Thanks for the mention!

And your last idea about Harry being completely insane and none of it really happened, I wrote a story like that. So I hope that's not what happens or my story is pretty much done for.

D.B. Echo said...

The whole "snowglobe fantasy" thing goes back to the final episode of St. Elswhere. As Howie Mandell's character packs up and heads off to a new job, we see an outside shot of the hospital, with snow falling. Then the image shakes, and shakes again. Then we see the hospital is actually inside a snowglobe held by a young boy sitting on the floor of a small, cramped apartment. A man, one of the doctors from the show, stands near him, watching him stare at the snowglobe. Another man, whose lunchbox and helmet identify him as a construction worker, enters, and is revealed to be the man we have known as the hospital administrator. He says something like "Has he said anything today?", and the other man says "No, just like every other day, he just sits there and stares at it." So the entire run of the show was just a fantasy of an autistic boy.

The smashing snowglobe, of course, is from Citizen Kane.

I wrote a short story that suggested that the Star Wars prequels were both a fantasy and a premonition experienced by a very evil little boy:

Sandy said...

Ha ha. That was an interesting one. I too hate spoilers.
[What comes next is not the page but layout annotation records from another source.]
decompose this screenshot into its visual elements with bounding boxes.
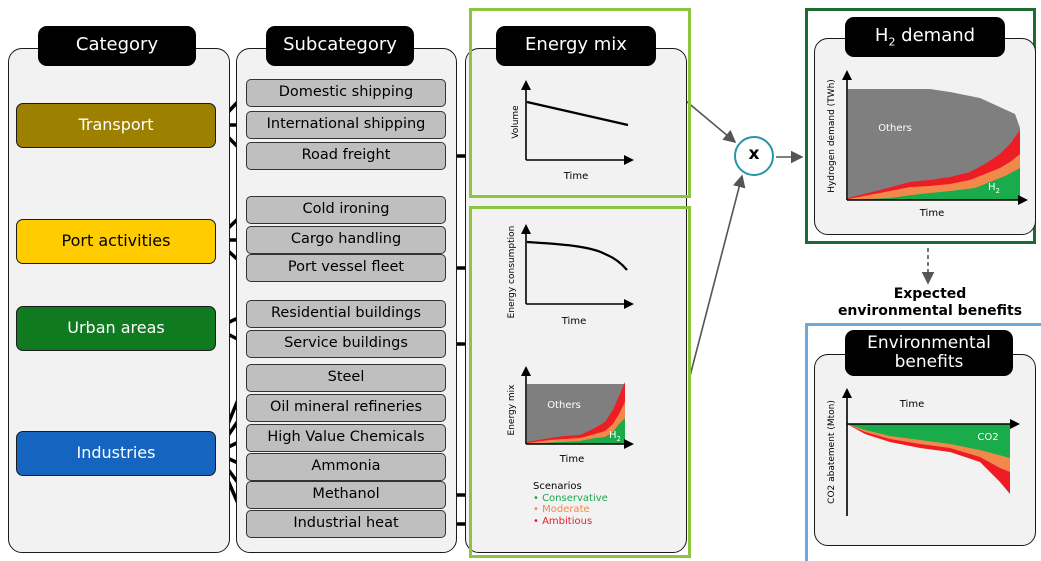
sub-road-freight: Road freight (246, 142, 446, 170)
category-port-activities: Port activities (16, 219, 216, 264)
volume-trend-line (526, 100, 629, 127)
em-ylabel: Energy mix (507, 384, 517, 436)
ec-trend-curve (526, 240, 628, 271)
category-transport: Transport (16, 103, 216, 148)
subcategory-header: Subcategory (266, 26, 414, 66)
sub-cargo-handling: Cargo handling (246, 226, 446, 254)
env-benefits-frame (805, 323, 1041, 561)
ec-ylabel: Energy consumption (507, 226, 517, 319)
sub-industrial-heat: Industrial heat (246, 510, 446, 538)
h2-y-arrow (842, 70, 852, 80)
energy-mix-header: Energy mix (496, 26, 656, 66)
sub-oil-mineral-refineries: Oil mineral refineries (246, 394, 446, 422)
co2-x-arrow (1010, 419, 1020, 429)
scenario-moderate: • Moderate (533, 504, 590, 515)
ec-xlabel: Time (561, 316, 586, 327)
em-h2-label: H2 (609, 430, 621, 443)
scenario-ambitious-label: Ambitious (542, 515, 593, 527)
scenario-moderate-label: Moderate (542, 504, 590, 515)
sub-international-shipping: International shipping (246, 111, 446, 139)
sub-port-vessel-fleet: Port vessel fleet (246, 254, 446, 282)
sub-residential-buildings: Residential buildings (246, 300, 446, 328)
arrow-energy-to-multiply (689, 174, 746, 377)
expected-benefits-line1: Expected (893, 286, 967, 302)
volume-x-arrow (624, 155, 634, 165)
category-industries: Industries (16, 431, 216, 476)
volume-xlabel: Time (563, 171, 588, 182)
sub-service-buildings: Service buildings (246, 330, 446, 358)
em-others-label: Others (547, 400, 581, 411)
env-benefits-header: Environmental benefits (845, 330, 1013, 376)
h2-demand-header: H2 demand (845, 17, 1005, 57)
em-moderate-area (527, 402, 625, 444)
scenario-conservative-label: Conservative (542, 492, 608, 504)
co2-series-label: CO2 (977, 432, 998, 443)
em-ambitious-area (527, 382, 625, 444)
expected-benefits-label: Expected environmental benefits (820, 286, 1040, 320)
volume-chart: Volume Time (511, 80, 634, 182)
scenarios-legend: Scenarios • Conservative • Moderate • Am… (533, 481, 608, 527)
scenario-conservative: • Conservative (533, 492, 608, 504)
sub-domestic-shipping: Domestic shipping (246, 79, 446, 107)
scenarios-title: Scenarios (533, 481, 582, 492)
h2-xlabel: Time (919, 208, 944, 219)
h2-conservative-area (848, 168, 1020, 200)
em-x-arrow (624, 439, 634, 449)
sub-steel: Steel (246, 364, 446, 392)
category-header: Category (38, 26, 196, 66)
em-conservative-area (527, 418, 625, 444)
energy-frame (469, 206, 691, 558)
ec-x-arrow (624, 299, 634, 309)
h2-others-label: Others (878, 123, 912, 134)
em-xlabel: Time (559, 454, 584, 465)
sub-methanol: Methanol (246, 481, 446, 509)
sub-high-value-chemicals: High Value Chemicals (246, 424, 446, 452)
volume-ylabel: Volume (511, 105, 521, 139)
co2-y-arrow (842, 388, 852, 398)
co2-conservative-area (847, 424, 1010, 458)
co2-ylabel: CO2 abatement (Mton) (827, 400, 837, 504)
h2-x-arrow (1018, 195, 1028, 205)
category-urban-areas: Urban areas (16, 306, 216, 351)
energy-mix-chart: Others H2 Energy mix Time (507, 366, 634, 465)
scenario-ambitious: • Ambitious (533, 515, 593, 527)
volume-y-arrow (521, 80, 531, 90)
energy-mix-panel (465, 48, 687, 553)
sub-ammonia: Ammonia (246, 453, 446, 481)
co2-xlabel: Time (899, 399, 924, 410)
h2-ylabel: Hydrogen demand (TWh) (827, 79, 837, 193)
volume-frame (469, 8, 691, 198)
energy-consumption-chart: Energy consumption Time (507, 224, 634, 327)
em-y-arrow (521, 366, 531, 376)
arrow-volume-to-multiply (685, 100, 737, 144)
ec-y-arrow (521, 224, 531, 234)
co2-chart: Time CO2 CO2 abatement (Mton) (827, 388, 1020, 516)
sub-cold-ironing: Cold ironing (246, 196, 446, 224)
h2-h2-label: H2 (988, 182, 1000, 195)
h2-demand-chart: Others H2 Hydrogen demand (TWh) Time (827, 70, 1028, 219)
expected-benefits-line2: environmental benefits (837, 303, 1023, 319)
multiply-operator: x (734, 136, 774, 176)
What i do is i dont hear the world unless and until i have hte book in my hand.

Great writing. i m gonna link you.


Anonymous said...

In line for the Empire Strikes Back, someone shouted, "Darth Vader is Luke's father." Didn't ruin the movie, though.


joy said...

To this day, I can't hear Susan Stamberg's voice (on the rare occasions that she is heard on NPR nowadays) without recalling her revelation of the Darth-Vader-is-Luke's-Father secret on the air. I had diligently avoided reading anything about the Empire Strikes Back during its production and during all the movie release hype. I wanted it to all be fresh when I saw the film. Then Susan interviewed some kids about the movie and chose to air some 6-yr-old's comment revealing this secret. Only time I've ever written a nasty letter to a broadcaster I used to really enjoy listening to. I'm still bitter about this spoiler these many decades later ;-) joy

D.B. Echo said...

I remember that from 1980 to 1983 the big question was "Was Darth Vader lying to Luke?" There were good arguments being made on both sides: by undermining Luke's faith in those who had trained and guided him, Vader could be significantly weakening a valuable Rebel asset, and possibly turning him to the dark side. Just before Return of the Jedi came out, I was in a department store and they were selling RotJ bedsheets festooned with a black-clad Luke Skywalker, and the buzz was that Luke would be a bad guy in the last movie.

Then Lucas went ahead and confirmed that Vader was Luke's father right after Luke fought a bunch of muppets with a lightsaber set to "stun".

CS said...

But haven't you heard? Cedric isn't really dead! He was recruited by Voldemort to lure Harry to him after the Triwizard tournament, and is now helping to plot the overthrow of Hogwarts. And Dolores Umbridge had an affair with Dumbledore and then tried to blackmail him, which is why he had to disappear. But then Voldemort gets "saved" in the final book, declares his allegiance to the good side, and is raptured up.